Regulation has its place. But regulation is also a slooow bureaucratic process. Regulators have no incentive to change with market conditions and in a fast moving industry will be a hindrance in no time. They also increase the cost of development benefiting the big guys that can afford an army of HR, Regulatory and Legal people to handle compliance.


We do need regulation that will protect developers and consumers from the huge monopolistic power of platform owners like Apple, Facebook, and Google. The regulation would be targeted specifically at those behemoths and not at small fry developers, since those don't have significant market power.

Today you don't need an army of legal people to deal with existing anticompetitive regulations if you're not a behemoth yourself. To argue that regulation designed to protect from monopolists will actually help those monopolists by its mere existence is ridiculous.

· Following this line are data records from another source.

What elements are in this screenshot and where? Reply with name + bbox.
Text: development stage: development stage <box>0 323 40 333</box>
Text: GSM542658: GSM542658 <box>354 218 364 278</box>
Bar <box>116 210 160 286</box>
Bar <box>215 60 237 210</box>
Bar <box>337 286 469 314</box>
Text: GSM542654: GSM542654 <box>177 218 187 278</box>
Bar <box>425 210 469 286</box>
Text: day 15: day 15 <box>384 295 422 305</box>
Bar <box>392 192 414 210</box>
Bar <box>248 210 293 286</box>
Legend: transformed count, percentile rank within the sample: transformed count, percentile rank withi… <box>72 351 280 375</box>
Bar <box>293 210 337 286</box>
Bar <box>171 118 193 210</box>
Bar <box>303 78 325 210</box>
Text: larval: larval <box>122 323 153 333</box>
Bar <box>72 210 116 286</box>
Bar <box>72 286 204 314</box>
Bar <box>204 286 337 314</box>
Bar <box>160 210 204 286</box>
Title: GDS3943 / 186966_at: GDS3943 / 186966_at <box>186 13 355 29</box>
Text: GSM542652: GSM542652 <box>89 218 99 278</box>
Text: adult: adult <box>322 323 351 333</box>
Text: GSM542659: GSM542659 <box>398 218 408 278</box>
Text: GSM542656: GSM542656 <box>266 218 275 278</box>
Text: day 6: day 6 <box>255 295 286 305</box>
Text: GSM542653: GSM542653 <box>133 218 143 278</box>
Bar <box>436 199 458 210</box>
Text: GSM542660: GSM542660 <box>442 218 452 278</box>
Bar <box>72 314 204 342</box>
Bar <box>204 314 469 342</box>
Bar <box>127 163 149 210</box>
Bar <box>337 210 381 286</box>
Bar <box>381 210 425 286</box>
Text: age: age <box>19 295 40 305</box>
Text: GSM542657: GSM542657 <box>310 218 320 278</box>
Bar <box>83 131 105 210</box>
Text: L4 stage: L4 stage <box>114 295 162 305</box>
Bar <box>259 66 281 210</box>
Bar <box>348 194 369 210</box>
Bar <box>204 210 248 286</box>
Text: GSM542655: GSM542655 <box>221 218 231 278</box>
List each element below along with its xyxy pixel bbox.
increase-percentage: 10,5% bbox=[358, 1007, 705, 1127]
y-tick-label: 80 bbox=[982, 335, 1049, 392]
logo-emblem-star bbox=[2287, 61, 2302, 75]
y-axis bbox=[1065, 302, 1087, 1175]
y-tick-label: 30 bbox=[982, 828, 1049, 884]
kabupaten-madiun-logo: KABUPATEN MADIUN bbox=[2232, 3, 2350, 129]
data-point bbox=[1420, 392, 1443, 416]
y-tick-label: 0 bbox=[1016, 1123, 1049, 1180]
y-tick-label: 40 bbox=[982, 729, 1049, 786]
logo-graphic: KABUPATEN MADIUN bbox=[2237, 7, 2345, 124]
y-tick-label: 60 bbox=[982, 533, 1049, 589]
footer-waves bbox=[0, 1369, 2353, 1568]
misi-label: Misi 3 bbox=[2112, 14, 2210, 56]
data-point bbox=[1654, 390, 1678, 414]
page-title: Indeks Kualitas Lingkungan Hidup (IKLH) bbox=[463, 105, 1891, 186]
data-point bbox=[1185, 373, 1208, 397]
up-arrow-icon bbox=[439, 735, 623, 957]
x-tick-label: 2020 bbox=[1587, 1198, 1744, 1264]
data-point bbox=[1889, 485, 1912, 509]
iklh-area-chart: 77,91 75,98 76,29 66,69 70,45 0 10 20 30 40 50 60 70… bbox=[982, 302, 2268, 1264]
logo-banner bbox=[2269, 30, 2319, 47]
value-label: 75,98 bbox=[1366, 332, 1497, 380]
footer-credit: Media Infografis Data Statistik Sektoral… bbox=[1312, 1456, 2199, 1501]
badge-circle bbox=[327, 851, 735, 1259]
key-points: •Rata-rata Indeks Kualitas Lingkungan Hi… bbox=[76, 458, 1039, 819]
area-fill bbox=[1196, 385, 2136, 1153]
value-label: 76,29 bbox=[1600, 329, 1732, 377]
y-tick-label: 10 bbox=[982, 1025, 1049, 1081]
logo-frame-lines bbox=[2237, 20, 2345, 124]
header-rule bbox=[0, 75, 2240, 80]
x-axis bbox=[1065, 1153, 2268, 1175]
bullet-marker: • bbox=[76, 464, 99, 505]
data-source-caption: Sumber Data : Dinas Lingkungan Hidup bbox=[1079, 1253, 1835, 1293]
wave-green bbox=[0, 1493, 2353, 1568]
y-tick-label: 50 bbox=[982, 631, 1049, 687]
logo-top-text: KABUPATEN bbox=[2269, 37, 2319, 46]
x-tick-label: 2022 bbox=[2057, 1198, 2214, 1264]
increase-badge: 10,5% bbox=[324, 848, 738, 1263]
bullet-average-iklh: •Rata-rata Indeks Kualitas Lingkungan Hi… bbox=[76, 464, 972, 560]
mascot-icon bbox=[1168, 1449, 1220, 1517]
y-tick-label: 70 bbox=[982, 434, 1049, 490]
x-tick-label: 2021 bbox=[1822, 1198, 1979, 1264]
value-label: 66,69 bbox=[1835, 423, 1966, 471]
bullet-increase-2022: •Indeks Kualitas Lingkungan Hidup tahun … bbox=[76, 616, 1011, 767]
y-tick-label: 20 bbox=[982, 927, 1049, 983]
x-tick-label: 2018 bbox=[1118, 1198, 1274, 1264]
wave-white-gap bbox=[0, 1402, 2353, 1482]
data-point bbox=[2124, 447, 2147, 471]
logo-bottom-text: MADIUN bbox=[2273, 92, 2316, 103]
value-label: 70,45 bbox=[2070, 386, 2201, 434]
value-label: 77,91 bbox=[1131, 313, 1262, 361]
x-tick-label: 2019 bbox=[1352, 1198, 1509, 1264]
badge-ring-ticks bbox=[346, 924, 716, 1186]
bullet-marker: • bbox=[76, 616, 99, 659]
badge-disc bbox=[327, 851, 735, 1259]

what about forcing them to be developed in the open? (everybody get's to read and audit all their code and processess)


I've had this same thought for a while now, anti-trust is completely tangential to the current situation; we need new laws. I'm just worried that the new laws are generalizable enough to serve their purpose without creating loopholes or stifling innovation.


I haven't seen a good reason for needing new laws. Seems like a great way to carve out special rules for companies that think they can skirt existing anti-trust laws.